On Monday we walked again to Riomaggiore(5) with breakfast in hand and caught a 30 minute boat ride south to Porto Venere. It was a hot day and I got some decent sunburn, which annoyed my workmates in London as it rained through most of Europe over the long weekend! The boat ride was very scenic and Porto Venere is an amazing spot, set high over the coast and a huge bay with historic ruins and a castle. We wondered around and had lunch here, then caught the boat back to Manarola(4) where we walked to a spot to get some nice photos looking back on the village (see the photos), checked out of our little Villa and caught the hour long train back to Pisa. It was about 6pm by then, but there was still plenty of light to check out the leaning tower etc. I quite liked the tower, it leans a lot more than I expected, a very bizzare picture, I found it actually quite hard to photograph because I kept rotating the camera to make it look straight..weird. We then had dinner at a decent pub, followed by our last dose of Gelati, which I proceeded to get all over my face.
Woke up on Tuesday at 3:30am London time in Pisa to catch our plane back to London hopefully in time for me to get to work.. Well, it didn't quite work out, we were delayed for quite a while in immigration and I didn't get into work until about 10:15, but with such a fantastic holiday it was well worth it. Pfew, well I'm tired of writing this, so I'd best be off. Stay tuned for our next travel installment in a few weeks where we will travel to the city of luuurve (Paris). 'Till next time, Morgano! PHOTOS here!

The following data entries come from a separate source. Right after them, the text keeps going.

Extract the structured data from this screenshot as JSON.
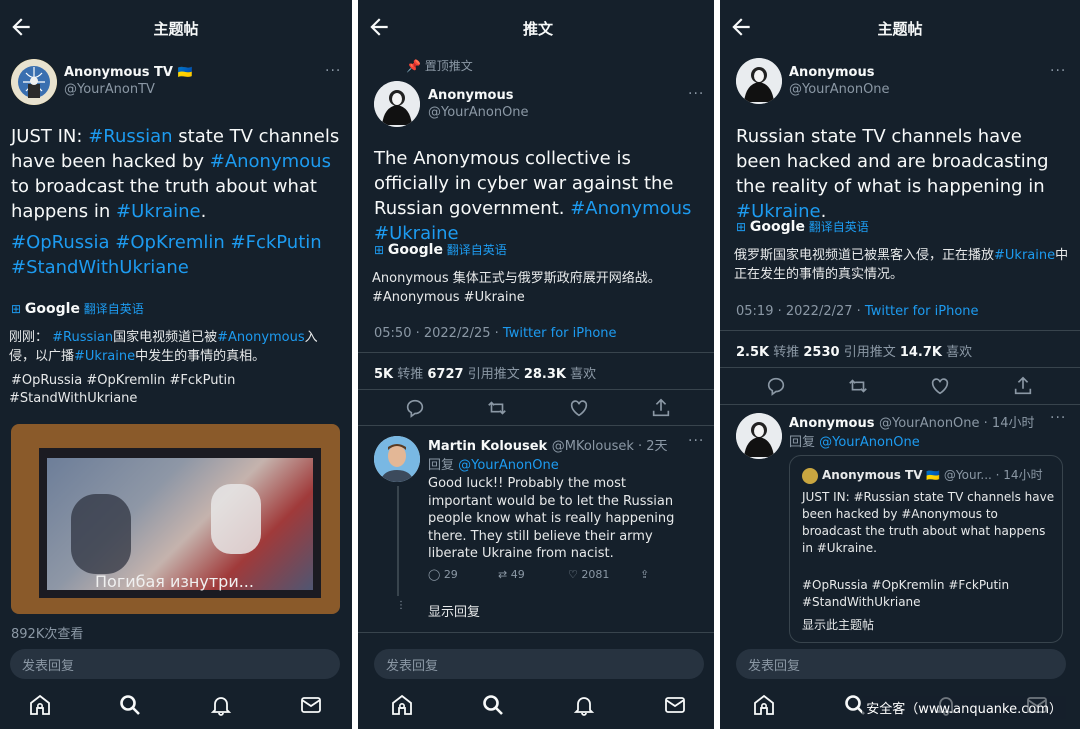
{
  "colors": {
    "bg": "#15202b",
    "accent": "#1d9bf0",
    "muted": "#8b98a5",
    "text": "#f7f9f9",
    "divider": "#38444d"
  },
  "panel1": {
    "title": "主题帖",
    "author_name": "Anonymous TV",
    "author_flag": "🇺🇦",
    "author_handle": "@YourAnonTV",
    "tweet": {
      "p1": "JUST IN: ",
      "t1": "#Russian",
      "p2": " state TV channels have been hacked by ",
      "t2": "#Anonymous",
      "p3": " to broadcast the truth about what happens in ",
      "t3": "#Ukraine",
      "p4": ".",
      "tags_line1": "#OpRussia #OpKremlin #FckPutin",
      "tags_line2": "#StandWithUkriane"
    },
    "google": "Google",
    "translate": "翻译自英语",
    "cn": {
      "a": "刚刚： ",
      "t1": "#Russian",
      "b": "国家电视频道已被",
      "t2": "#Anonymous",
      "c": "入侵，以广播",
      "t3": "#Ukraine",
      "d": "中发生的事情的真相。",
      "tags1": "#OpRussia #OpKremlin #FckPutin",
      "tags2": "#StandWithUkriane"
    },
    "video_caption": "Погибая изнутри...",
    "views": "892K次查看",
    "reply_placeholder": "发表回复"
  },
  "panel2": {
    "title": "推文",
    "pinned": "置顶推文",
    "author_name": "Anonymous",
    "author_handle": "@YourAnonOne",
    "tweet": {
      "p1": "The Anonymous collective is officially in cyber war against the Russian government. ",
      "t1": "#Anonymous #Ukraine"
    },
    "google": "Google",
    "translate": "翻译自英语",
    "cn": {
      "a": "Anonymous 集体正式与俄罗斯政府展开网络战。",
      "tags": "#Anonymous #Ukraine"
    },
    "time": "05:50 · 2022/2/25 · ",
    "source": "Twitter for iPhone",
    "stats": {
      "retweets": "5K",
      "retweets_label": " 转推  ",
      "quotes": "6727",
      "quotes_label": " 引用推文  ",
      "likes": "28.3K",
      "likes_label": " 喜欢"
    },
    "reply": {
      "name": "Martin Kolousek",
      "handle": "@MKolousek · 2天",
      "reply_to_label": "回复 ",
      "reply_to": "@YourAnonOne",
      "text": "Good luck!! Probably the most important would be to let the Russian people know what is really happening there. They still believe their army liberate Ukraine from nacist.",
      "replies": "29",
      "retweets": "49",
      "likes": "2081"
    },
    "show_replies": "显示回复",
    "reply_placeholder": "发表回复"
  },
  "panel3": {
    "title": "主题帖",
    "author_name": "Anonymous",
    "author_handle": "@YourAnonOne",
    "tweet": {
      "p1": "Russian state TV channels have been hacked and are broadcasting the reality of what is happening in ",
      "t1": "#Ukraine",
      "p2": "."
    },
    "google": "Google",
    "translate": "翻译自英语",
    "cn": {
      "a": "俄罗斯国家电视频道已被黑客入侵，正在播放",
      "t1": "#Ukraine",
      "b": "中正在发生的事情的真实情况。"
    },
    "time": "05:19 · 2022/2/27 · ",
    "source": "Twitter for iPhone",
    "stats": {
      "retweets": "2.5K",
      "retweets_label": " 转推  ",
      "quotes": "2530",
      "quotes_label": " 引用推文  ",
      "likes": "14.7K",
      "likes_label": " 喜欢"
    },
    "reply": {
      "name": "Anonymous",
      "handle": "@YourAnonOne · 14小时",
      "reply_to_label": "回复 ",
      "reply_to": "@YourAnonOne",
      "quote_name": "Anonymous TV",
      "quote_flag": "🇺🇦",
      "quote_handle": "@Your... · 14小时",
      "quote_text1": "JUST IN: #Russian state TV channels have been hacked by #Anonymous to broadcast the truth about what happens in #Ukraine.",
      "quote_text2": "#OpRussia #OpKremlin #FckPutin #StandWithUkriane",
      "show_thread": "显示此主题帖"
    },
    "reply_placeholder": "发表回复"
  },
  "watermark": "安全客（www.anquanke.com）",
  "icons": [
    "back-arrow-icon",
    "more-icon",
    "pin-icon",
    "google-translate-icon",
    "reply-icon",
    "retweet-icon",
    "like-icon",
    "share-icon",
    "home-icon",
    "search-icon",
    "notifications-icon",
    "messages-icon"
  ]
}
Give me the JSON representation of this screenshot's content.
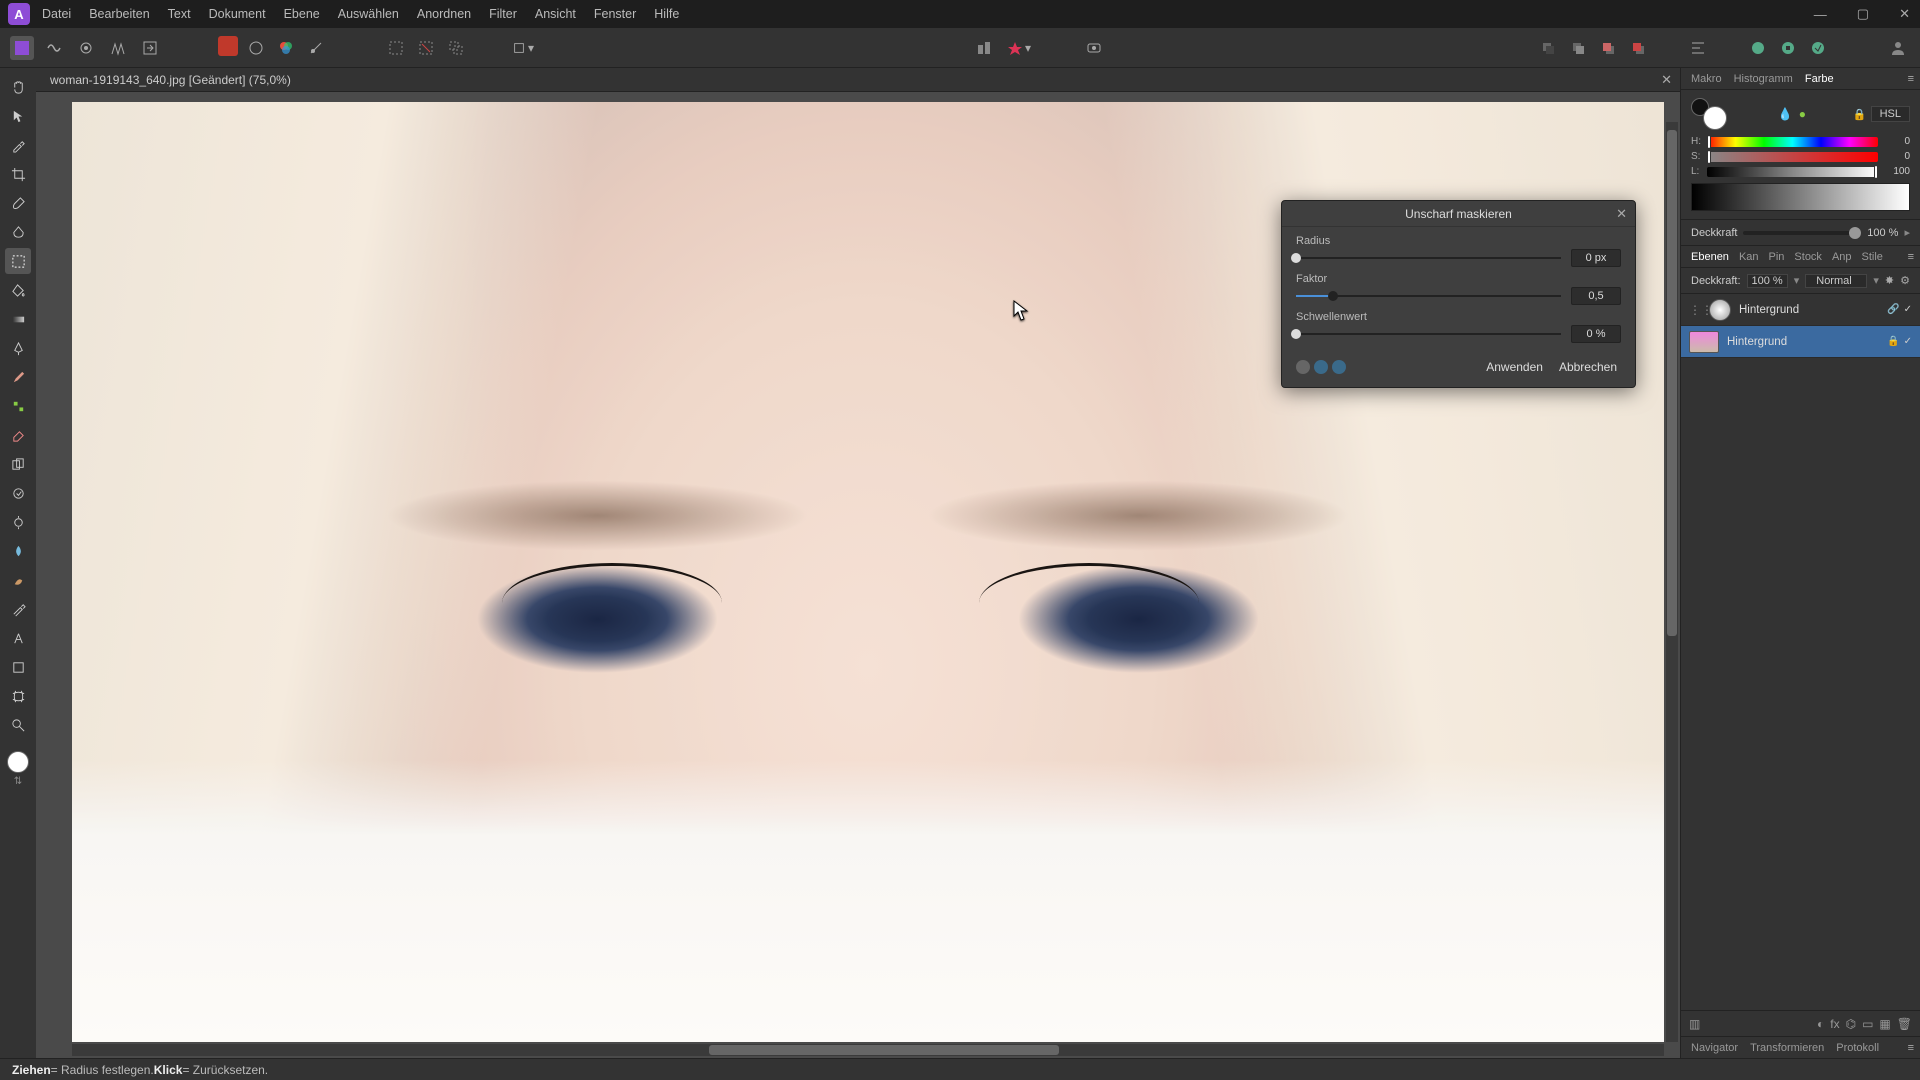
{
  "menu": {
    "items": [
      "Datei",
      "Bearbeiten",
      "Text",
      "Dokument",
      "Ebene",
      "Auswählen",
      "Anordnen",
      "Filter",
      "Ansicht",
      "Fenster",
      "Hilfe"
    ]
  },
  "app": {
    "logo": "A"
  },
  "document": {
    "tab_label": "woman-1919143_640.jpg [Geändert] (75,0%)"
  },
  "dialog": {
    "title": "Unscharf maskieren",
    "radius": {
      "label": "Radius",
      "value": "0 px",
      "percent": 0
    },
    "factor": {
      "label": "Faktor",
      "value": "0,5",
      "percent": 14
    },
    "threshold": {
      "label": "Schwellenwert",
      "value": "0 %",
      "percent": 0
    },
    "apply": "Anwenden",
    "cancel": "Abbrechen"
  },
  "right": {
    "tabs": {
      "makro": "Makro",
      "histogramm": "Histogramm",
      "farbe": "Farbe"
    },
    "color": {
      "mode": "HSL",
      "lock": "🔒",
      "h": {
        "label": "H:",
        "value": "0"
      },
      "s": {
        "label": "S:",
        "value": "0"
      },
      "l": {
        "label": "L:",
        "value": "100"
      }
    },
    "opacity": {
      "label": "Deckkraft",
      "value": "100 %"
    },
    "layer_tabs": {
      "ebenen": "Ebenen",
      "kan": "Kan",
      "pin": "Pin",
      "stock": "Stock",
      "anp": "Anp",
      "stile": "Stile"
    },
    "layer_ctrl": {
      "deckkraft": "Deckkraft:",
      "deck_val": "100 %",
      "blend": "Normal"
    },
    "layers": [
      {
        "name": "Hintergrund",
        "selected": false,
        "adjust": true
      },
      {
        "name": "Hintergrund",
        "selected": true,
        "adjust": false
      }
    ],
    "nav_tabs": {
      "navigator": "Navigator",
      "transformieren": "Transformieren",
      "protokoll": "Protokoll"
    }
  },
  "statusbar": {
    "drag": "Ziehen",
    "drag_desc": " = Radius festlegen. ",
    "click": "Klick",
    "click_desc": " = Zurücksetzen."
  }
}
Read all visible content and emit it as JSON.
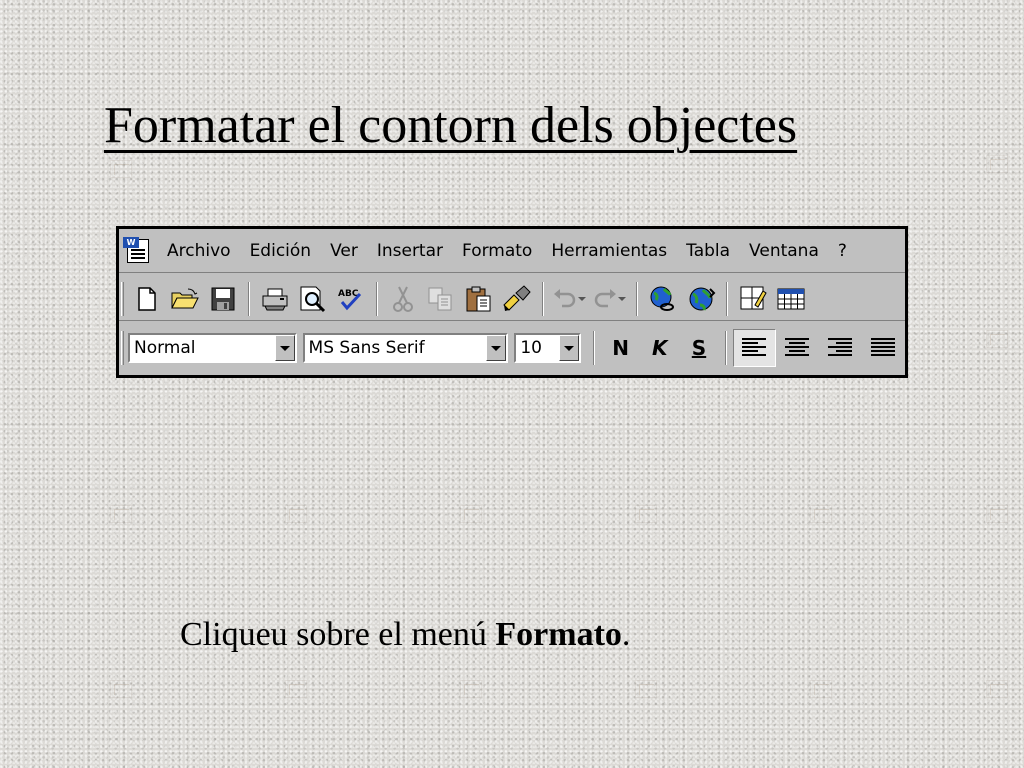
{
  "slide": {
    "title": "Formatar el contorn dels objectes",
    "caption_prefix": "Cliqueu sobre el menú ",
    "caption_bold": "Formato",
    "caption_suffix": "."
  },
  "menubar": {
    "items": [
      "Archivo",
      "Edición",
      "Ver",
      "Insertar",
      "Formato",
      "Herramientas",
      "Tabla",
      "Ventana",
      "?"
    ]
  },
  "formatting": {
    "style_value": "Normal",
    "font_value": "MS Sans Serif",
    "size_value": "10",
    "bold_label": "N",
    "italic_label": "K",
    "underline_label": "S"
  },
  "icons": {
    "standard": [
      "new-document-icon",
      "open-folder-icon",
      "save-icon",
      "print-icon",
      "print-preview-icon",
      "spelling-icon",
      "cut-icon",
      "copy-icon",
      "paste-icon",
      "format-painter-icon",
      "undo-icon",
      "redo-icon",
      "insert-hyperlink-icon",
      "web-toolbar-icon",
      "tables-borders-icon",
      "insert-table-icon"
    ],
    "alignment": [
      "align-left-icon",
      "center-icon",
      "align-right-icon",
      "justify-icon"
    ]
  },
  "colors": {
    "toolbar_bg": "#c0c0c0",
    "slide_bg": "#dcdad6"
  }
}
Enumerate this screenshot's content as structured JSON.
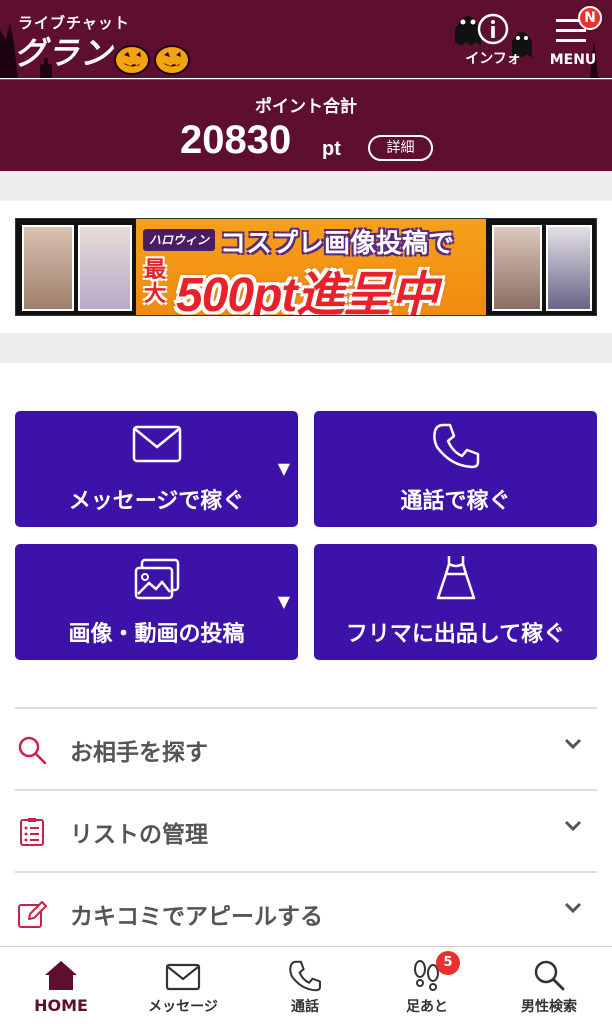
{
  "header": {
    "logo_sub": "ライブチャット",
    "logo_main": "グラン",
    "info_label": "インフォ",
    "menu_label": "MENU",
    "menu_badge": "N"
  },
  "points": {
    "title": "ポイント合計",
    "value": "20830",
    "unit": "pt",
    "detail_label": "詳細"
  },
  "banner": {
    "tag": "ハロウィン",
    "line1": "コスプレ画像投稿で",
    "line2_prefix": "最大",
    "line2": "500pt進呈中"
  },
  "tiles": [
    {
      "label": "メッセージで稼ぐ",
      "icon": "envelope-icon",
      "has_dropdown": true
    },
    {
      "label": "通話で稼ぐ",
      "icon": "phone-icon",
      "has_dropdown": false
    },
    {
      "label": "画像・動画の投稿",
      "icon": "images-icon",
      "has_dropdown": true
    },
    {
      "label": "フリマに出品して稼ぐ",
      "icon": "dress-icon",
      "has_dropdown": false
    }
  ],
  "menu": [
    {
      "label": "お相手を探す",
      "icon": "search-icon"
    },
    {
      "label": "リストの管理",
      "icon": "list-icon"
    },
    {
      "label": "カキコミでアピールする",
      "icon": "edit-icon"
    }
  ],
  "nav": [
    {
      "label": "HOME",
      "icon": "home-icon",
      "active": true
    },
    {
      "label": "メッセージ",
      "icon": "envelope-icon"
    },
    {
      "label": "通話",
      "icon": "phone-icon"
    },
    {
      "label": "足あと",
      "icon": "footprints-icon",
      "badge": "5"
    },
    {
      "label": "男性検索",
      "icon": "search-icon"
    }
  ],
  "colors": {
    "brand": "#5e0e2e",
    "tile": "#3d12a8",
    "badge": "#e8322e",
    "accent_icon": "#c8234a"
  }
}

Esther: The Cinque Terre region is famous for it's Basil Pesto Genevose and Cinque Terre white wine. We tried 2 of the wines, not bad at all :) and got a small jar of pesto to use at home. Also in Porto Venere we actually found a 24hr basil pesto vending machine! The food was sooo good - I am really missing Italian food! I am not, however, missing climbing all those steps since all the villages are built from the sea up the cliffs, and there are just stairs everywhere! On another note, thanks to all for your prayers - they have been answered! as I have now got a job and start work on Monday!)
2 comments:
Hey Morgan, Is Italian pizza as good as B&Bs?
Nathan
Howdy Nath, Unfortunately no pizza can ever hope to match the sheer volume of ham and cheese provided by B&Bs pizza in Ipswich. In fact there isn't much on Italian pizzas at all, PLUS they don't even slice them for you, just give you this whole pizza..whats up with that?